Tout discours significatif occasionné par le Rapport d'Armstrong a désormais dégénéré en insultes et vitriol du camp pro-autoroute, que le Premier Ministre a essentiellement appelé liberté d'expression tant qu’ “ils n'enfreignent pas la loi”. Apparemment, le président du pays n'a pas reçu cette note. Et vraisemblablement, il y a des priorités plus importantes pour un premier ministre que les préoccupations des citoyens qui sont représentés par un militant mourant.
Je suis las—et me méfie—des politiques patriarcales. Dans ce pays de “mange de la nourriture”, j'en ai tellement marre des politiques des relations publiques que je ne peux pas digérer un autre morceau. Pouvons-nous prendre du recul, ici? Pouvons-nous tout simplement. . . nous taire? Parce que comme l'a dit le groupe de rapso, 3Canal, “tout le monde parle, mais personne n'écoute,” et nous risquons tous de passer à côté du problème. Et si nous le faisons—si nous écartons le Dr Kublalsingh d'emblée comme un fauteur de troubles, un écolo, un dissident—nous ne comprendrons pas l'importance de la cause pour laquelle il se bat avant qu'il ne soit trop tard.
Alors arrêtons de parler et écoutons. Comme l'artiste Peter Minshall l'a dit, nous ne devons pas nous concentrer sur la question de savoir si le Dr Kublalsingh peut être comparé à Gandhi ou s'il aurait dû mettre sa vie en danger en se lançant dans une seconde grève de la faim. A ce stade, les projecteurs ne devraient même pas être sur Kublalsingh. Mais nous sommes trop habitués aux faux-fuyants et discours de voleur, alors nous pensons qu'il s'agit d'un ruban d'asphalte, alors qu'en réalité il est question de nos libertés et droits en tant que citoyens de Trinité-et-Tobago, que nous soutenions l'autoroute ou pas.

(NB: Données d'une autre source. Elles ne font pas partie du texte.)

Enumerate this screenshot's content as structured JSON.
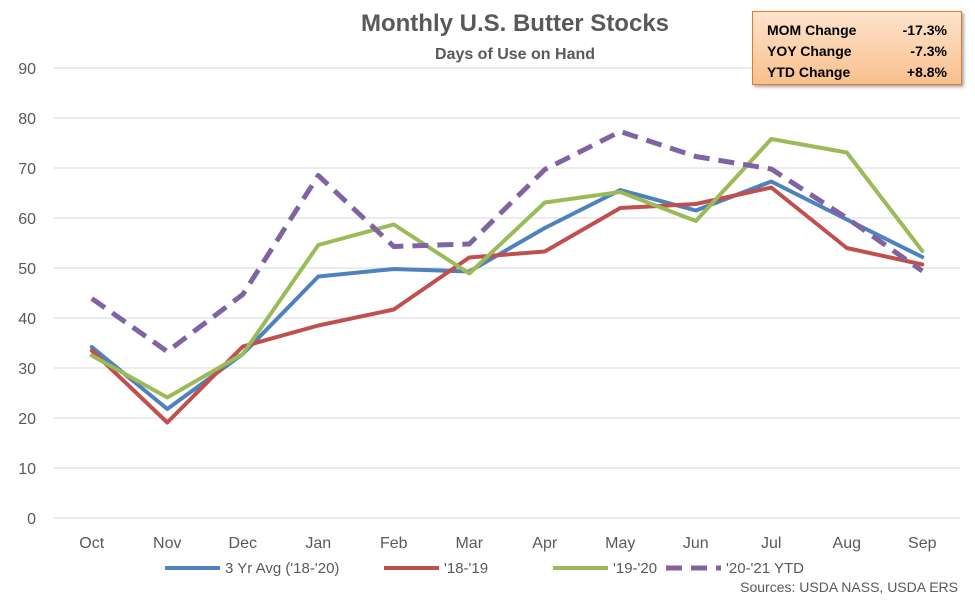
{
  "chart_data": {
    "type": "line",
    "title": "Monthly U.S. Butter Stocks",
    "subtitle": "Days of Use on Hand",
    "categories": [
      "Oct",
      "Nov",
      "Dec",
      "Jan",
      "Feb",
      "Mar",
      "Apr",
      "May",
      "Jun",
      "Jul",
      "Aug",
      "Sep"
    ],
    "ylim": [
      0,
      90
    ],
    "yticks": [
      0,
      10,
      20,
      30,
      40,
      50,
      60,
      70,
      80,
      90
    ],
    "grid": true,
    "legend_position": "bottom",
    "series": [
      {
        "name": "3 Yr Avg ('18-'20)",
        "color": "#4f81bd",
        "style": "solid",
        "values": [
          34.2,
          21.8,
          32.8,
          48.3,
          49.8,
          49.3,
          58.0,
          65.6,
          61.5,
          67.3,
          59.7,
          52.2
        ]
      },
      {
        "name": "'18-'19",
        "color": "#c0504d",
        "style": "solid",
        "values": [
          33.5,
          19.1,
          34.3,
          38.5,
          41.7,
          52.1,
          53.3,
          62.0,
          62.8,
          66.1,
          54.0,
          50.7
        ]
      },
      {
        "name": "'19-'20",
        "color": "#9bbb59",
        "style": "solid",
        "values": [
          32.5,
          24.1,
          32.8,
          54.6,
          58.7,
          48.9,
          63.1,
          65.2,
          59.4,
          75.8,
          73.1,
          53.4
        ]
      },
      {
        "name": "'20-'21 YTD",
        "color": "#8064a2",
        "style": "dashed",
        "values": [
          43.9,
          33.3,
          44.7,
          68.5,
          54.3,
          54.8,
          69.7,
          77.3,
          72.3,
          69.8,
          60.0,
          49.4
        ]
      }
    ]
  },
  "stats": [
    {
      "label": "MOM Change",
      "value": "-17.3%"
    },
    {
      "label": "YOY Change",
      "value": "-7.3%"
    },
    {
      "label": "YTD Change",
      "value": "+8.8%"
    }
  ],
  "source": "Sources: USDA NASS, USDA ERS"
}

Si les communautés entre Debe et Mon Désir perdent leurs logements, leurs moyens de subsistance et leur sentiment d'appartenance, nous perdons quelque chose également. Si le Dr Kublalsingh et sa famille reculent devant les mots méchants d'une secte si sure de sa mission qu'ils ne peuvent pas écouter respectueusement un point de vue différent, notre liberté d'exprimer notre propre vérité devient un peu plus restreinte. S'il y a des tentatives de compromis et que le HRM n'est pas disposé à se plier, nous souffrons tous.

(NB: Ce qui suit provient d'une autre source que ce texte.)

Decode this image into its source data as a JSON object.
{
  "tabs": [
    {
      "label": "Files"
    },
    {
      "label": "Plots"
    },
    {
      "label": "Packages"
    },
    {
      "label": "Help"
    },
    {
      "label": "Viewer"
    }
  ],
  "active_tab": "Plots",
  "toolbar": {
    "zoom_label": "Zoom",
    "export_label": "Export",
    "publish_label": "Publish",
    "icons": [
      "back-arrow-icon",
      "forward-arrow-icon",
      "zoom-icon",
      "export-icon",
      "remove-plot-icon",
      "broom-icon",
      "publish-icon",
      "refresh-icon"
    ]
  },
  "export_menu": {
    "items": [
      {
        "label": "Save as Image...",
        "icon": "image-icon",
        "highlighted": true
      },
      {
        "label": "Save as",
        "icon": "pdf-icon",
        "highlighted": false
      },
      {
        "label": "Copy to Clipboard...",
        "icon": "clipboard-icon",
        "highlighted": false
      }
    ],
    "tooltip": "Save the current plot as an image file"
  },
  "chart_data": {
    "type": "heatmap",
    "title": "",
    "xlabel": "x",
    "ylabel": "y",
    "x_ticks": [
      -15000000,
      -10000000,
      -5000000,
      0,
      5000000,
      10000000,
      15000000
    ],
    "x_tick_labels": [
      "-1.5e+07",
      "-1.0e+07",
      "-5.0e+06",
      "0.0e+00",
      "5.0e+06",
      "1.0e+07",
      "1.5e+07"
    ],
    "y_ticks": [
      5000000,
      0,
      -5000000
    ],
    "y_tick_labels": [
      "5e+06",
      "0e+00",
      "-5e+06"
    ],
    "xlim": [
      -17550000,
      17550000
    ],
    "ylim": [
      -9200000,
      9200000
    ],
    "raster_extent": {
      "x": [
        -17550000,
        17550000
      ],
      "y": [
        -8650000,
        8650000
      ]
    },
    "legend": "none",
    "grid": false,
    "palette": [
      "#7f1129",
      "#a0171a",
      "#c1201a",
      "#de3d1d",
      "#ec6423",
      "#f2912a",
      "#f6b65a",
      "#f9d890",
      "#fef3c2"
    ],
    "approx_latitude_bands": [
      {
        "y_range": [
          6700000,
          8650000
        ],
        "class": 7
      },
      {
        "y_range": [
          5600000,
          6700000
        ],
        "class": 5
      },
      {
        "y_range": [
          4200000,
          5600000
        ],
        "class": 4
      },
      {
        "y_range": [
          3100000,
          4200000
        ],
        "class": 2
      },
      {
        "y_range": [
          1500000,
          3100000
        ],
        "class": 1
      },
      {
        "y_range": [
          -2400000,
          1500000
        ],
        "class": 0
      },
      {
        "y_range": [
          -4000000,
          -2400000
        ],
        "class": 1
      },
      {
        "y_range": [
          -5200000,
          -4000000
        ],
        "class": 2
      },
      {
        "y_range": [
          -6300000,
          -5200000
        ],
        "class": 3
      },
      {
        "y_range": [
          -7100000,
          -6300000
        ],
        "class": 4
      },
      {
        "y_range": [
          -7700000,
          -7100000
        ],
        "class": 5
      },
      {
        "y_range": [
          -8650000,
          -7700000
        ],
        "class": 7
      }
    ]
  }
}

Je ne connais pas le Dr Wayne Kublalsingh, mais je sais ceci: l'homme a une vision. Il a vu le bout du chemin et il a mis ses actes en conformité avec sa parole. Ainsi, au lieu de se laisser distraire par une cacophonie de voix tumultueuse, soyons calme et écoutons le message du Dr Kublalsingh puisqu'il parle à travers son souffle laborieux. Écoutons les grognements des bulldozers qui refusent de s'arrêter suffisamment longtemps pour que tout le monde se regroupe et obtienne quelques explications. Soyons calme et ruminons sur la question que nous avons ignoré depuis beaucoup trop longtemps: “En tant que pays, que voulons-nous pour nous-mêmes?”